Ein wenig seltsam wird es schon sein, in dieser Woche das Turnier am Rothenbaum nur aus der Ferne zu verfolgen. Zum ersten Mal seit 2003 bin ich nicht mehr als Daviscup-Teamchef in Hamburg, sondern beobachte als Fan, was beim wichtigsten deutschen Turnier passiert. Ich erwarte eine sehr spannende Woche, das Feld ist enorm ausgeglichen und breit aufgestellt. Besonders freue ich mich für Turnierdirektor Michael Stich, dass er so ein tolles Teilnehmerfeld hat. Ich finde, dass er und sein Team, die im fünften Jahr dabei sind, einen tollen Job machen und den Rothenbaum wieder fast auf das Niveau zurückgeführt haben, das er bis 2008 als Mastersturnier hatte.
Maßgeblichen Anteil an dieser Aufwertung hat natürlich Roger Federer. Für die vielen treuen Tennisfans in Hamburg ist es schön, dass sie den Schweizer noch einmal live erleben können, und für das Turnier ist seine Zusage ein Segen.
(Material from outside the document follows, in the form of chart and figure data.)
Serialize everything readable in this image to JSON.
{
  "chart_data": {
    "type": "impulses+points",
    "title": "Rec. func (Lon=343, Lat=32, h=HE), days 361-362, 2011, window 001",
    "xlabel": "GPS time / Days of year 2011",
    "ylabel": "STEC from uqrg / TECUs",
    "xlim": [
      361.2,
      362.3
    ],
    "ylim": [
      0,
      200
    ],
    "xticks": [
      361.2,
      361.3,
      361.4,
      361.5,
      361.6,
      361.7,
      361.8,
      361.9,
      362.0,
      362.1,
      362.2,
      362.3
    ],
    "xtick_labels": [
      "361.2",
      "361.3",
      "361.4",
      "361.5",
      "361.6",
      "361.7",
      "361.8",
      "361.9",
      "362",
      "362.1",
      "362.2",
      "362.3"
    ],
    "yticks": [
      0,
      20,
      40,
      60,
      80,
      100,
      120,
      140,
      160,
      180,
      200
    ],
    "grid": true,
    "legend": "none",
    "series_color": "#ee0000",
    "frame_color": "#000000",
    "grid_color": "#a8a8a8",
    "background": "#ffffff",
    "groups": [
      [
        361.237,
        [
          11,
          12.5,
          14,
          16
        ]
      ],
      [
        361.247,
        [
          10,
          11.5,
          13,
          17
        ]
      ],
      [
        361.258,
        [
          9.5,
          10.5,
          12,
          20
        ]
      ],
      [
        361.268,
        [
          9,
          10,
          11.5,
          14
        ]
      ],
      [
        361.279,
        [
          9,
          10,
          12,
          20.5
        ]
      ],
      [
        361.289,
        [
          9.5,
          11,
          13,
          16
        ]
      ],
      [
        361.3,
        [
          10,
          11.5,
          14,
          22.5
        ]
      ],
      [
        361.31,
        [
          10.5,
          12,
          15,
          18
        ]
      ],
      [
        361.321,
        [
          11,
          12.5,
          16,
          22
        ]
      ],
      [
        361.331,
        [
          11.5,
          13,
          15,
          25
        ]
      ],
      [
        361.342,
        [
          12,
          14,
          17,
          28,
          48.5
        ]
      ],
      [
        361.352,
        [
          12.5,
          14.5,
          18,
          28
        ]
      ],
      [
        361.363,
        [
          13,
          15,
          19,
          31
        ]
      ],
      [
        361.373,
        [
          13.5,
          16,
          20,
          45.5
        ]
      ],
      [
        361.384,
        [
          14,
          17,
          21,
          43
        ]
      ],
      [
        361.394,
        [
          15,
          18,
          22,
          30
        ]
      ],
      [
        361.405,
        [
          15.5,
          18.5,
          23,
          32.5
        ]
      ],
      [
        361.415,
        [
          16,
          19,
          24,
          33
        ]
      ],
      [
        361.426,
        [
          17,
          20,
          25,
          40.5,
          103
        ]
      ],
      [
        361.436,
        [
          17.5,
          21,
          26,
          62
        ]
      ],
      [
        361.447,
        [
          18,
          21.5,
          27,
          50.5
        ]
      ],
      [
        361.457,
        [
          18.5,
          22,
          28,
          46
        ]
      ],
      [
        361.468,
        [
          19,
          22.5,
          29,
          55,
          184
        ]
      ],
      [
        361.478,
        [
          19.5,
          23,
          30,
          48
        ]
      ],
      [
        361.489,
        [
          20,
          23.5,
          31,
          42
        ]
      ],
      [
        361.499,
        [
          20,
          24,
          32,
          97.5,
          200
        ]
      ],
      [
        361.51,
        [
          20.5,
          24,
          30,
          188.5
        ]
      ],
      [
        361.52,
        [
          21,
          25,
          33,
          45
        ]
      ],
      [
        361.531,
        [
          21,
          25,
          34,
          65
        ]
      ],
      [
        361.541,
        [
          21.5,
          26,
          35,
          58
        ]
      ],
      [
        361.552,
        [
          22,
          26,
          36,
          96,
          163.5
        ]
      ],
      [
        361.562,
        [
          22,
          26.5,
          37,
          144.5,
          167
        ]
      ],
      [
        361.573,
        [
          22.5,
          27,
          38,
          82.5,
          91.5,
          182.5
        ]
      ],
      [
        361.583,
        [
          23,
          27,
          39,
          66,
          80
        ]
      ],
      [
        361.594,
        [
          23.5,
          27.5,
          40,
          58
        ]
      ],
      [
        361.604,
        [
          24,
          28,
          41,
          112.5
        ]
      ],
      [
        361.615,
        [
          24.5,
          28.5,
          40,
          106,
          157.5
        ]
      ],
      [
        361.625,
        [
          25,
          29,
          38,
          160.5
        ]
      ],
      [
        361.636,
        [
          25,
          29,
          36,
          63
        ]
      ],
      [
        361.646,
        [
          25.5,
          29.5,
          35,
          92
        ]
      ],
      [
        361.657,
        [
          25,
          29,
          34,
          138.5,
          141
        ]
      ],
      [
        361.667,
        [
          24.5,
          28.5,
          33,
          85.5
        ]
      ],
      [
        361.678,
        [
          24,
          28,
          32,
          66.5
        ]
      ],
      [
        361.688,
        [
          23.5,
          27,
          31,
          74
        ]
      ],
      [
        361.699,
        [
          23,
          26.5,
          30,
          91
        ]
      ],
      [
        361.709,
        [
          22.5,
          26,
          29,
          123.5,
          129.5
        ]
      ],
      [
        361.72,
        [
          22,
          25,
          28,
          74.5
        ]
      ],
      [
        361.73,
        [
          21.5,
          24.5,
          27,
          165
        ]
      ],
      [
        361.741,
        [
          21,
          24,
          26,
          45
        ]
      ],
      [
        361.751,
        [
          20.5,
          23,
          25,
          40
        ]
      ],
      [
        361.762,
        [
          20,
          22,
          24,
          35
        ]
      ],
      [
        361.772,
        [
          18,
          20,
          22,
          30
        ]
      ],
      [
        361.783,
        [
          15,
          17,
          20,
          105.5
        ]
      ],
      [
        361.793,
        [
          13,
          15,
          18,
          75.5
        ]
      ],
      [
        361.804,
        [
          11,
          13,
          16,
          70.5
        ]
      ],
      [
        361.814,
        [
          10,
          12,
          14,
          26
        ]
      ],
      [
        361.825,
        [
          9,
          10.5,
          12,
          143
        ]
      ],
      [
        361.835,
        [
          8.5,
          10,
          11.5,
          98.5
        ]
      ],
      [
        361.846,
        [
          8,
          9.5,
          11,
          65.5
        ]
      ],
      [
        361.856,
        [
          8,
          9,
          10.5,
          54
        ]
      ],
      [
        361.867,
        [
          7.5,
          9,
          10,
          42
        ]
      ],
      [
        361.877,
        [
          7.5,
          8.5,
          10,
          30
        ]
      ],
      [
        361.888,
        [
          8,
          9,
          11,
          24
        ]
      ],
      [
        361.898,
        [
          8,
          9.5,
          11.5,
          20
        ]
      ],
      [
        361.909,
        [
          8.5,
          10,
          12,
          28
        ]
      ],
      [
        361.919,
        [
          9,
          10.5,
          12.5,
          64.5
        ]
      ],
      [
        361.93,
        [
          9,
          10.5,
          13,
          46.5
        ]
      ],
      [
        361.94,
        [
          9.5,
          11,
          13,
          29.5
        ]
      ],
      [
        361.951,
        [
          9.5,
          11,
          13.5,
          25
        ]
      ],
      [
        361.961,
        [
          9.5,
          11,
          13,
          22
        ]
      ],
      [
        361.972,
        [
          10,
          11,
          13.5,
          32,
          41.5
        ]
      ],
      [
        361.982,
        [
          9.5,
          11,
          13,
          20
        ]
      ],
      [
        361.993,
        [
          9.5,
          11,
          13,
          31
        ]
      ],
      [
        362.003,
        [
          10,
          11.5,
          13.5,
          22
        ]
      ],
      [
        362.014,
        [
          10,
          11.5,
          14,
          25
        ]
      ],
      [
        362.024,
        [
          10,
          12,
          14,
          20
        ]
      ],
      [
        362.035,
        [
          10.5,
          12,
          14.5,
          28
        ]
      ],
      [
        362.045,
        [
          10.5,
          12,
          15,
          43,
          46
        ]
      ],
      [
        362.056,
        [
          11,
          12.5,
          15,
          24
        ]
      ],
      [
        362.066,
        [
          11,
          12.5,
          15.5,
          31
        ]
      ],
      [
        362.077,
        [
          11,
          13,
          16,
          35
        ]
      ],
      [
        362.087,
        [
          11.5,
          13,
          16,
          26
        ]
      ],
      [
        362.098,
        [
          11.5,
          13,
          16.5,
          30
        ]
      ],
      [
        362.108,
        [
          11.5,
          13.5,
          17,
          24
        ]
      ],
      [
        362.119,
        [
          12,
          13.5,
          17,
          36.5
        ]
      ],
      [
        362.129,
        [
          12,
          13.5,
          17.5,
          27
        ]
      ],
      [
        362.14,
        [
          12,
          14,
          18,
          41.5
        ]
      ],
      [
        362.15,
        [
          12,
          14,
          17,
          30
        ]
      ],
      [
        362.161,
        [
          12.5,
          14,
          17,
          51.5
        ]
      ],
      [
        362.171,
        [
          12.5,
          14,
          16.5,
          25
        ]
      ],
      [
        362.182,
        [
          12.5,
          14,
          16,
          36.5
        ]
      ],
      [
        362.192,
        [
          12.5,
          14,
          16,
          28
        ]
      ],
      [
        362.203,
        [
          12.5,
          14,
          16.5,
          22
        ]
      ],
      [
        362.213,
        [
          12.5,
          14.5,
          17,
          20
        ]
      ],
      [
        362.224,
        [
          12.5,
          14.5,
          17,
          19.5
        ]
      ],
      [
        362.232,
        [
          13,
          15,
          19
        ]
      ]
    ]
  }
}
Ich bin mir sicher, dass Roger in Hamburg alles geben wird, um den Titel zu gewinnen. Sein Zweitrundenaus in Wimbledon war zwar ein Schock, für mich aber kein Zeichen dafür, dass es mit seiner Karriere zu Ende geht. Er hat in Hamburg immer gern gespielt, und er braucht die 500 Punkte, die der Turniersieger bekommt, um in der Weltrangliste an den Top-Vier dranzubleiben. Für mich ist er deshalb der große Favorit auf den Titel.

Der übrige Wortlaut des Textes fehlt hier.